Inscrit le: 28 Oct 2005
Messages: 3547

MessagePosté le: Mer Jan 18, 2023 5:35 pm    Sujet du message: Répondre en citant

J'ai vu trois fois la Sylphide (une fois ONP, 2 fois ENB). J'ai trouvé ce ballet assez difficile d'accès comparé aux autres grands classiques. Pour un public néophyte il n'y a pas vraiment d'occasions d'accrocher : ni un "tube" musical, ni de grands Pas de deux ou variations qui "marquent". Et surtout un synopsis assez dilué, sans réelle tension dramatique.

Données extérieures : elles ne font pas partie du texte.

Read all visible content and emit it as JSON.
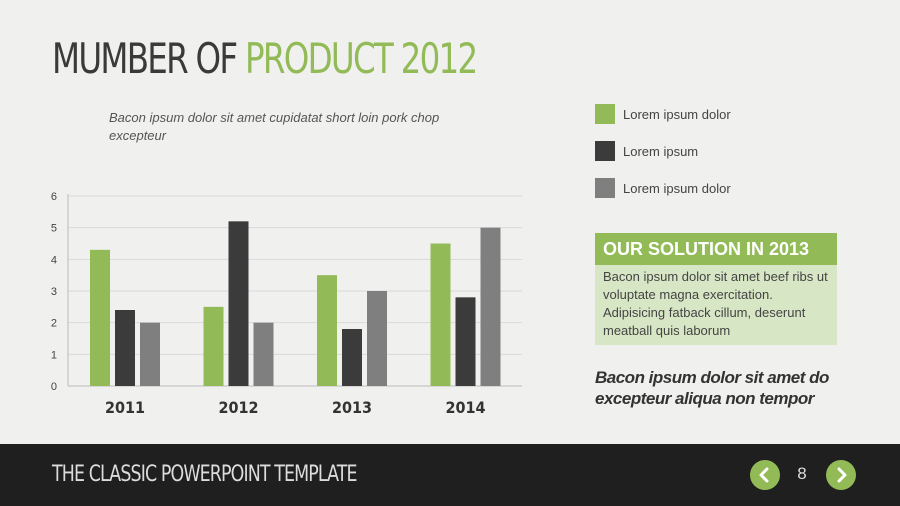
{
  "slide": {
    "title_part1": "MUMBER OF",
    "title_part2": "PRODUCT 2012",
    "subtitle": "Bacon ipsum dolor sit amet cupidatat short loin pork chop excepteur"
  },
  "legend": {
    "items": [
      {
        "label": "Lorem ipsum dolor",
        "color": "#92bb57"
      },
      {
        "label": "Lorem ipsum",
        "color": "#3b3b3b"
      },
      {
        "label": "Lorem ipsum dolor",
        "color": "#7f7f7f"
      }
    ]
  },
  "solution": {
    "title": "OUR SOLUTION IN 2013",
    "body": "Bacon ipsum dolor sit amet beef ribs ut voluptate magna exercitation. Adipisicing fatback cillum, deserunt meatball quis laborum"
  },
  "tagline": "Bacon ipsum dolor sit amet do excepteur aliqua non tempor",
  "footer": {
    "title": "THE CLASSIC POWERPOINT TEMPLATE",
    "page_number": "8",
    "prev_icon": "chevron-left-icon",
    "next_icon": "chevron-right-icon"
  },
  "colors": {
    "accent": "#92bb57",
    "dark": "#3b3b3b",
    "gray": "#7f7f7f"
  },
  "chart_data": {
    "type": "bar",
    "categories": [
      "2011",
      "2012",
      "2013",
      "2014"
    ],
    "series": [
      {
        "name": "Lorem ipsum dolor",
        "values": [
          4.3,
          2.5,
          3.5,
          4.5
        ],
        "color": "#92bb57"
      },
      {
        "name": "Lorem ipsum",
        "values": [
          2.4,
          5.2,
          1.8,
          2.8
        ],
        "color": "#3b3b3b"
      },
      {
        "name": "Lorem ipsum dolor",
        "values": [
          2.0,
          2.0,
          3.0,
          5.0
        ],
        "color": "#7f7f7f"
      }
    ],
    "yticks": [
      "0",
      "1",
      "2",
      "3",
      "4",
      "5",
      "6"
    ],
    "ylim": [
      0,
      6
    ],
    "grid": true,
    "title": "",
    "xlabel": "",
    "ylabel": ""
  }
}
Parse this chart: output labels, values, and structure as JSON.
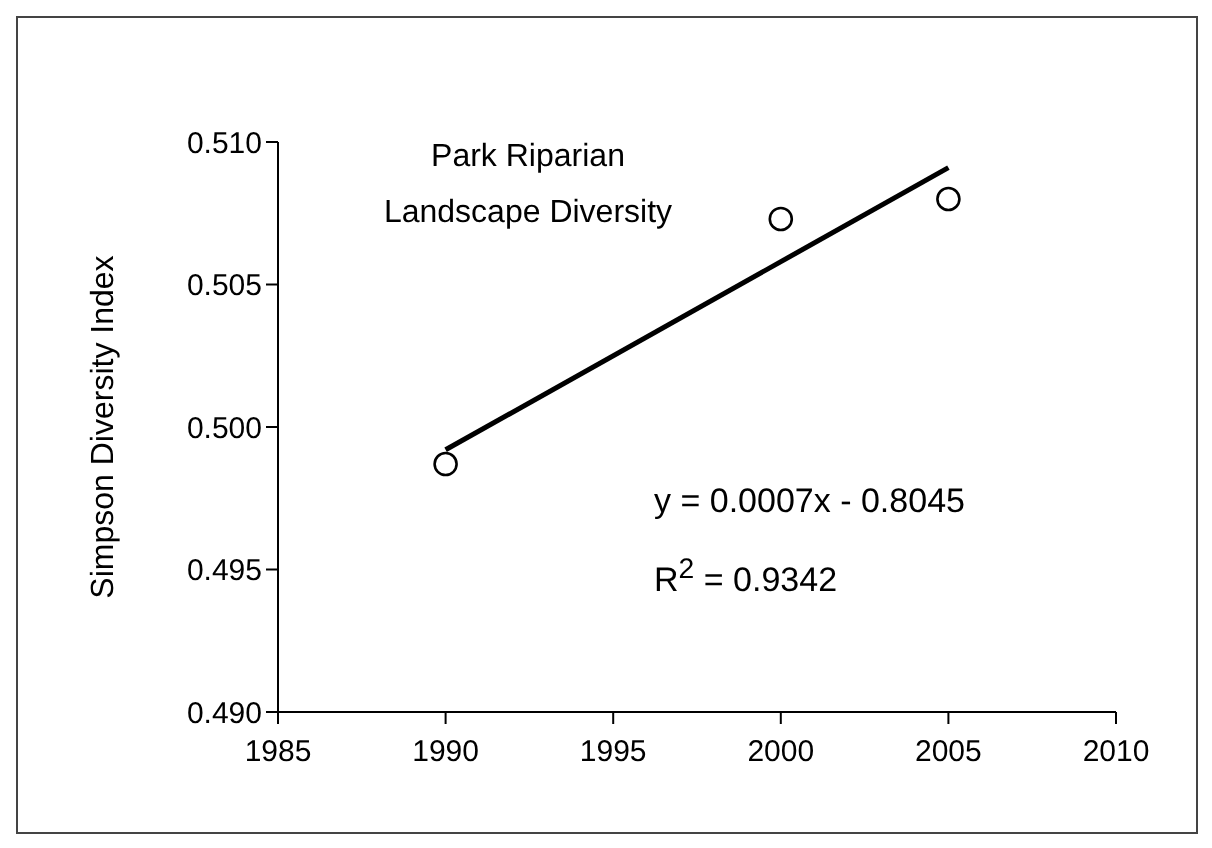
{
  "chart_data": {
    "type": "scatter",
    "title": "Park Riparian\nLandscape Diversity",
    "ylabel": "Simpson Diversity Index",
    "annotations": [
      "y = 0.0007x - 0.8045",
      "R$^{2}$ = 0.9342"
    ],
    "xlim": [
      1985,
      2010
    ],
    "xticks": [
      1985,
      1990,
      1995,
      2000,
      2005,
      2010
    ],
    "ylim": [
      0.49,
      0.51
    ],
    "yticks": [
      {
        "value": 0.49,
        "label": "0.490"
      },
      {
        "value": 0.495,
        "label": "0.495"
      },
      {
        "value": 0.5,
        "label": "0.500"
      },
      {
        "value": 0.505,
        "label": "0.505"
      },
      {
        "value": 0.51,
        "label": "0.510"
      }
    ],
    "marker": "circle",
    "grid": false,
    "series": [
      {
        "color": "#000000",
        "x": [
          1990,
          2000,
          2005
        ],
        "values": [
          0.4987,
          0.5073,
          0.508
        ]
      },
      {
        "type": "line",
        "color": "#000000",
        "line_style": "solid",
        "marker": "none",
        "x": [
          1990,
          2005
        ],
        "values": [
          0.4992,
          0.5091
        ]
      }
    ]
  }
}
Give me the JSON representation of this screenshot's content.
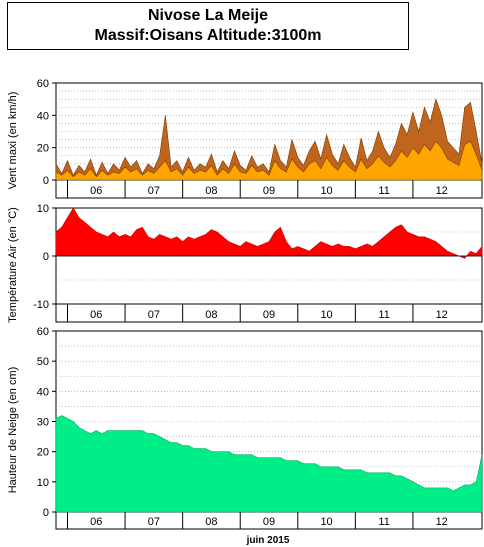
{
  "title": {
    "line1": "Nivose La Meije",
    "line2": "Massif:Oisans Altitude:3100m"
  },
  "xlabel": "juin 2015",
  "month_labels": [
    "06",
    "07",
    "08",
    "09",
    "10",
    "11",
    "12"
  ],
  "chart_data": [
    {
      "type": "area",
      "ylabel": "Vent maxi (en km/h)",
      "ylim": [
        0,
        60
      ],
      "yticks": [
        0,
        20,
        40,
        60
      ],
      "grid": true,
      "colors": {
        "fill": "#ffa500",
        "fill_max": "#c0641e",
        "line": "#7a3c00"
      },
      "series": [
        {
          "x": [
            5.3,
            5.4,
            5.5,
            5.6,
            5.7,
            5.8,
            5.9,
            6.0,
            6.1,
            6.2,
            6.3,
            6.4,
            6.5,
            6.6,
            6.7,
            6.8,
            6.9,
            7.0,
            7.1,
            7.2,
            7.3,
            7.4,
            7.5,
            7.6,
            7.7,
            7.8,
            7.9,
            8.0,
            8.1,
            8.2,
            8.3,
            8.4,
            8.5,
            8.6,
            8.7,
            8.8,
            8.9,
            9.0,
            9.1,
            9.2,
            9.3,
            9.4,
            9.5,
            9.6,
            9.7,
            9.8,
            9.9,
            10.0,
            10.1,
            10.2,
            10.3,
            10.4,
            10.5,
            10.6,
            10.7,
            10.8,
            10.9,
            11.0,
            11.1,
            11.2,
            11.3,
            11.4,
            11.5,
            11.6,
            11.7,
            11.8,
            11.9,
            12.0,
            12.1,
            12.2,
            12.3,
            12.4,
            12.5,
            12.6,
            12.7
          ],
          "values": [
            10,
            4,
            12,
            3,
            9,
            5,
            13,
            3,
            11,
            4,
            10,
            6,
            14,
            8,
            12,
            4,
            10,
            7,
            15,
            40,
            8,
            12,
            5,
            14,
            6,
            10,
            8,
            16,
            5,
            12,
            7,
            18,
            9,
            6,
            15,
            8,
            10,
            5,
            22,
            12,
            8,
            25,
            14,
            9,
            18,
            24,
            13,
            28,
            16,
            10,
            22,
            14,
            8,
            26,
            12,
            18,
            30,
            20,
            14,
            22,
            35,
            28,
            42,
            30,
            45,
            36,
            50,
            40,
            24,
            20,
            16,
            45,
            48,
            30,
            10
          ]
        },
        {
          "x": [
            5.3,
            5.4,
            5.5,
            5.6,
            5.7,
            5.8,
            5.9,
            6.0,
            6.1,
            6.2,
            6.3,
            6.4,
            6.5,
            6.6,
            6.7,
            6.8,
            6.9,
            7.0,
            7.1,
            7.2,
            7.3,
            7.4,
            7.5,
            7.6,
            7.7,
            7.8,
            7.9,
            8.0,
            8.1,
            8.2,
            8.3,
            8.4,
            8.5,
            8.6,
            8.7,
            8.8,
            8.9,
            9.0,
            9.1,
            9.2,
            9.3,
            9.4,
            9.5,
            9.6,
            9.7,
            9.8,
            9.9,
            10.0,
            10.1,
            10.2,
            10.3,
            10.4,
            10.5,
            10.6,
            10.7,
            10.8,
            10.9,
            11.0,
            11.1,
            11.2,
            11.3,
            11.4,
            11.5,
            11.6,
            11.7,
            11.8,
            11.9,
            12.0,
            12.1,
            12.2,
            12.3,
            12.4,
            12.5,
            12.6,
            12.7
          ],
          "values": [
            5,
            3,
            6,
            2,
            5,
            3,
            7,
            2,
            6,
            3,
            5,
            4,
            8,
            5,
            7,
            3,
            6,
            4,
            8,
            12,
            5,
            7,
            3,
            8,
            4,
            6,
            5,
            9,
            3,
            7,
            4,
            10,
            5,
            4,
            9,
            5,
            6,
            3,
            12,
            7,
            5,
            13,
            8,
            5,
            10,
            12,
            7,
            14,
            9,
            6,
            12,
            8,
            5,
            13,
            7,
            10,
            15,
            11,
            8,
            12,
            18,
            14,
            20,
            16,
            22,
            18,
            24,
            20,
            13,
            11,
            9,
            22,
            24,
            16,
            6
          ]
        }
      ]
    },
    {
      "type": "area",
      "ylabel": "Température Air (en °C)",
      "ylim": [
        -10,
        10
      ],
      "yticks": [
        -10,
        0,
        10
      ],
      "grid": true,
      "colors": {
        "fill": "#ff0000",
        "line": "#cc0000"
      },
      "series": [
        {
          "x": [
            5.3,
            5.4,
            5.5,
            5.6,
            5.7,
            5.8,
            5.9,
            6.0,
            6.1,
            6.2,
            6.3,
            6.4,
            6.5,
            6.6,
            6.7,
            6.8,
            6.9,
            7.0,
            7.1,
            7.2,
            7.3,
            7.4,
            7.5,
            7.6,
            7.7,
            7.8,
            7.9,
            8.0,
            8.1,
            8.2,
            8.3,
            8.4,
            8.5,
            8.6,
            8.7,
            8.8,
            8.9,
            9.0,
            9.1,
            9.2,
            9.3,
            9.4,
            9.5,
            9.6,
            9.7,
            9.8,
            9.9,
            10.0,
            10.1,
            10.2,
            10.3,
            10.4,
            10.5,
            10.6,
            10.7,
            10.8,
            10.9,
            11.0,
            11.1,
            11.2,
            11.3,
            11.4,
            11.5,
            11.6,
            11.7,
            11.8,
            11.9,
            12.0,
            12.1,
            12.2,
            12.3,
            12.4,
            12.5,
            12.6,
            12.7
          ],
          "values": [
            5,
            6,
            8,
            10,
            8,
            7,
            6,
            5,
            4.5,
            4,
            5,
            4,
            4.5,
            4,
            5.5,
            6,
            4,
            3.5,
            4.5,
            4,
            3.5,
            4,
            3,
            4,
            3.5,
            4,
            4.5,
            5.5,
            5,
            4,
            3,
            2.5,
            2,
            3,
            2.5,
            2,
            2.5,
            3,
            5,
            6,
            3,
            1.5,
            2,
            1.5,
            1,
            2,
            3,
            2.5,
            2,
            2.5,
            2,
            2,
            1.5,
            2,
            2.5,
            2,
            3,
            4,
            5,
            6,
            6.5,
            5,
            4.5,
            4,
            4,
            3.5,
            3,
            2,
            1,
            0.5,
            0,
            -0.5,
            1,
            0.5,
            2
          ]
        }
      ]
    },
    {
      "type": "area",
      "ylabel": "Hauteur de Neige (en cm)",
      "ylim": [
        0,
        60
      ],
      "yticks": [
        0,
        10,
        20,
        30,
        40,
        50,
        60
      ],
      "grid": true,
      "colors": {
        "fill": "#00ee88",
        "line": "#00b060"
      },
      "series": [
        {
          "x": [
            5.3,
            5.4,
            5.5,
            5.6,
            5.7,
            5.8,
            5.9,
            6.0,
            6.1,
            6.2,
            6.3,
            6.4,
            6.5,
            6.6,
            6.7,
            6.8,
            6.9,
            7.0,
            7.1,
            7.2,
            7.3,
            7.4,
            7.5,
            7.6,
            7.7,
            7.8,
            7.9,
            8.0,
            8.1,
            8.2,
            8.3,
            8.4,
            8.5,
            8.6,
            8.7,
            8.8,
            8.9,
            9.0,
            9.1,
            9.2,
            9.3,
            9.4,
            9.5,
            9.6,
            9.7,
            9.8,
            9.9,
            10.0,
            10.1,
            10.2,
            10.3,
            10.4,
            10.5,
            10.6,
            10.7,
            10.8,
            10.9,
            11.0,
            11.1,
            11.2,
            11.3,
            11.4,
            11.5,
            11.6,
            11.7,
            11.8,
            11.9,
            12.0,
            12.1,
            12.2,
            12.3,
            12.4,
            12.5,
            12.6,
            12.7
          ],
          "values": [
            31,
            32,
            31,
            30,
            28,
            27,
            26,
            27,
            26,
            27,
            27,
            27,
            27,
            27,
            27,
            27,
            26,
            26,
            25,
            24,
            23,
            23,
            22,
            22,
            21,
            21,
            21,
            20,
            20,
            20,
            20,
            19,
            19,
            19,
            19,
            18,
            18,
            18,
            18,
            18,
            17,
            17,
            17,
            16,
            16,
            16,
            15,
            15,
            15,
            15,
            14,
            14,
            14,
            14,
            13,
            13,
            13,
            13,
            13,
            12,
            12,
            11,
            10,
            9,
            8,
            8,
            8,
            8,
            8,
            7,
            8,
            9,
            9,
            10,
            19
          ]
        }
      ]
    }
  ]
}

En comparaison, Sylvia et Coppélia sont plus faciles. D'une part, tous deux reposent sur des partitions gorgées de "tubes" (au ROH le solo avec pizzicato de Sylvia ne manque jamais de provoquer des bruissements de satisfaction dans le public, genre "je connais", pareil pour la Mazurka de Coppélia Un peu l'équivalent de la Danse des petits cygnes dans le Lac). D'autre part, la construction dramatique de ces ballets est plus "évidente", elle ménage les montées en tension, alterne moult ensembles et variations qui marquent les esprits. Je trouve que ce sont des ballets plus "narratifs". Bref, pour un spectateur peu spécialiste du ballet il est plus facile d'y trouver des repères et d'accrocher.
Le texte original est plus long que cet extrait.